On the first day of my Summer Clerkship in 2016 at the firm of Anspach Meeks Ellenberger LLP in Toledo, Ohio, Mark Meeks, a partner at the firm, sat me down in his office to give me the rundown of what I could expect during my twelve weeks there.  At that meeting, he stressed the importance of the work I would be doing, as well as the fact that most of it would be spent on what was going to turn out to be one of the most important cases the firm would try in years.  He also said something I will never forget: “What you learn in law school is a mile wide and an inch deep.”  He told me I would likely learn more during that summer than I did in my entire first year of law school.  I was skeptical, but by the end of the summer, I would come to understand what he meant.

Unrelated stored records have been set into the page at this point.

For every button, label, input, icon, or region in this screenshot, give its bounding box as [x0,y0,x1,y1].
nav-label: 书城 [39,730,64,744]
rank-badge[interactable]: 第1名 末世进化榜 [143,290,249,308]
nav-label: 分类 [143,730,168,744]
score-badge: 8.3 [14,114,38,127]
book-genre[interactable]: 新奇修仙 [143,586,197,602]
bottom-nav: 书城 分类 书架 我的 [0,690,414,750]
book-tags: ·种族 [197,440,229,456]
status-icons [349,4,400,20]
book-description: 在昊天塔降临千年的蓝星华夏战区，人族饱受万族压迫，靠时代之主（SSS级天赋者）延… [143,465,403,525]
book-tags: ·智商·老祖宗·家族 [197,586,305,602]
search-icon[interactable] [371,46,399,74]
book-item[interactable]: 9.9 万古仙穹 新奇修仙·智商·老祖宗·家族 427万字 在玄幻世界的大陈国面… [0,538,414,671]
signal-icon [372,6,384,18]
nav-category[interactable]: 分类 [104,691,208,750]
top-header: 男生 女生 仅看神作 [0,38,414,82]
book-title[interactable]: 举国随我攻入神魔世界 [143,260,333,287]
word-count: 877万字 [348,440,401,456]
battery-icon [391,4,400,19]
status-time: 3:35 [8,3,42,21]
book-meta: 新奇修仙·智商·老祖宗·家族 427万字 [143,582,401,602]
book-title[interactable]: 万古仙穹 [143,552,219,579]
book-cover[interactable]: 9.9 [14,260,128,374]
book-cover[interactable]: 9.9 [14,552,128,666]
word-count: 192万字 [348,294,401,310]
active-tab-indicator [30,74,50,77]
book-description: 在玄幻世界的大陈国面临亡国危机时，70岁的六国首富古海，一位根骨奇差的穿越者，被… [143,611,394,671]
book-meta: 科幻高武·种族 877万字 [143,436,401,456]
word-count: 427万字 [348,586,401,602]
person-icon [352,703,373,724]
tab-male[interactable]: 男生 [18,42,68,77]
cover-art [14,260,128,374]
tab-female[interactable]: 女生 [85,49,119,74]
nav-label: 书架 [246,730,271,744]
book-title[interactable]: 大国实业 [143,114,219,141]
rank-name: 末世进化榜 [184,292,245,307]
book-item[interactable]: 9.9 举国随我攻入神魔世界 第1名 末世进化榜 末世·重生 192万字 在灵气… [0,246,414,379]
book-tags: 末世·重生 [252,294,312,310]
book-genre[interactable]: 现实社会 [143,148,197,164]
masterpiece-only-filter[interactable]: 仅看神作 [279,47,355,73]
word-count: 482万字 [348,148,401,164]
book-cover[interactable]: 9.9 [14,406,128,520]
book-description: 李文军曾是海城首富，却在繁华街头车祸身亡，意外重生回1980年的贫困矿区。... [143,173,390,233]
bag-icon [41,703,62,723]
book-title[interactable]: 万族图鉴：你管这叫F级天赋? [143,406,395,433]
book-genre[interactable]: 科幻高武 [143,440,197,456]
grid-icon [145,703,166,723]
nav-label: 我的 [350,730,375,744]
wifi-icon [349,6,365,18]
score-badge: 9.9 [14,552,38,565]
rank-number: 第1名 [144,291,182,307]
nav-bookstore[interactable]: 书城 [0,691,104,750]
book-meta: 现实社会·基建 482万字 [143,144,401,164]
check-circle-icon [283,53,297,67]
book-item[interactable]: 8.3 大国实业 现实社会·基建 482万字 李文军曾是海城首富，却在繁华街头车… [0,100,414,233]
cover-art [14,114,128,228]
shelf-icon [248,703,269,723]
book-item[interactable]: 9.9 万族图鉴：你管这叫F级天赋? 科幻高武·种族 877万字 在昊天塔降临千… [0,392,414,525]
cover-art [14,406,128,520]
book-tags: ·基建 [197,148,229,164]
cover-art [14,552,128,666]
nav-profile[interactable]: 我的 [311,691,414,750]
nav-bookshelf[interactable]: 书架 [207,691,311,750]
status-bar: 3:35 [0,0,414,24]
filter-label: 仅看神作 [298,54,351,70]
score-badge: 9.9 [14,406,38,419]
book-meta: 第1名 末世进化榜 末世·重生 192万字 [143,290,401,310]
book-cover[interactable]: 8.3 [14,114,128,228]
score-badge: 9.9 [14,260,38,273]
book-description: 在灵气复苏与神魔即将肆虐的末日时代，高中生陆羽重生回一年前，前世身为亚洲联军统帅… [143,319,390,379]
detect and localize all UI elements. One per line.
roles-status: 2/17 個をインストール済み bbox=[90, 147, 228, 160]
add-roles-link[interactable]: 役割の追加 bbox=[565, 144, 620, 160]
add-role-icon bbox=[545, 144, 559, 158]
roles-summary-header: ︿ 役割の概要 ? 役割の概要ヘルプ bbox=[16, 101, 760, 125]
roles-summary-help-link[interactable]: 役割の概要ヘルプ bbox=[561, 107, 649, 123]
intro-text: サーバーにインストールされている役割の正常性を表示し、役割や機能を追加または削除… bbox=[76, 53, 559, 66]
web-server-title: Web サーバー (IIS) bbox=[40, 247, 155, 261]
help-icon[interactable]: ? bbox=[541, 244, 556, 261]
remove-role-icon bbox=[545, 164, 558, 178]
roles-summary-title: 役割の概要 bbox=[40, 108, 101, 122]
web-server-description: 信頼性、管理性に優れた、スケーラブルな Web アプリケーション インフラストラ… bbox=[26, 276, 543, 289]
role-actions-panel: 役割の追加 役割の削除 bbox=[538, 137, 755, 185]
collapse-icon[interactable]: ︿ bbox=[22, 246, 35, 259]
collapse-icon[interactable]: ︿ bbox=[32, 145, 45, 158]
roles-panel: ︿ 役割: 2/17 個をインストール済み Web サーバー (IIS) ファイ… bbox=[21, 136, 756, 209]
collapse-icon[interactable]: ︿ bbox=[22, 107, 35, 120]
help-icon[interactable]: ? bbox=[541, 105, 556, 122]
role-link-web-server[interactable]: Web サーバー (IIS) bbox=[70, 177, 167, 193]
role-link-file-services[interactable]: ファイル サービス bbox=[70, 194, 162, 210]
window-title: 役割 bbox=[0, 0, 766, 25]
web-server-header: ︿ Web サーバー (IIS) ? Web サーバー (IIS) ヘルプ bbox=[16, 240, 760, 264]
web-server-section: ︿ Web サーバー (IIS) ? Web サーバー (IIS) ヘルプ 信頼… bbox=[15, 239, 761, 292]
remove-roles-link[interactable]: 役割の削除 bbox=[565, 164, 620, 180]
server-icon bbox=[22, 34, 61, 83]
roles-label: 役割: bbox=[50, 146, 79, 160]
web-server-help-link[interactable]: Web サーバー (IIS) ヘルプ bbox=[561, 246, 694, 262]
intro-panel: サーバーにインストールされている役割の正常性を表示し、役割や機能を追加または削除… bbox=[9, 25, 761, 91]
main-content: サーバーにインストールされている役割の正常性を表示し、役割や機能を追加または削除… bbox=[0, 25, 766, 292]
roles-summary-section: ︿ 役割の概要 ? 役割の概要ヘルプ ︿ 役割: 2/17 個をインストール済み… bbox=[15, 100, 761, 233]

My father, Robert Anspach, is founder and managing partner of the firm.  In his office there is a picture hanging on the wall of a man no older than my father is today.  If I didn’t know any better, I would have guessed it was his father.  It is, however, not a blood relative: it is a picture of Charlie W. Peckinpaugh, Jr., the man who mentored my father during his early, formative years as a practicing attorney, into the effective lawyer he is today. (Pictured above.)

The Master-Apprentice relationship has been around for millennia. (Consider, for example, one of the most well-known teacher-student relationships of Socrates and Plato).  In the study of Yoga (capital “Y,” for union of mind, body, and spirit), those who want to become teachers (or better yet, who are called to be teachers), learn to master their art by studying under this sort of tutelage.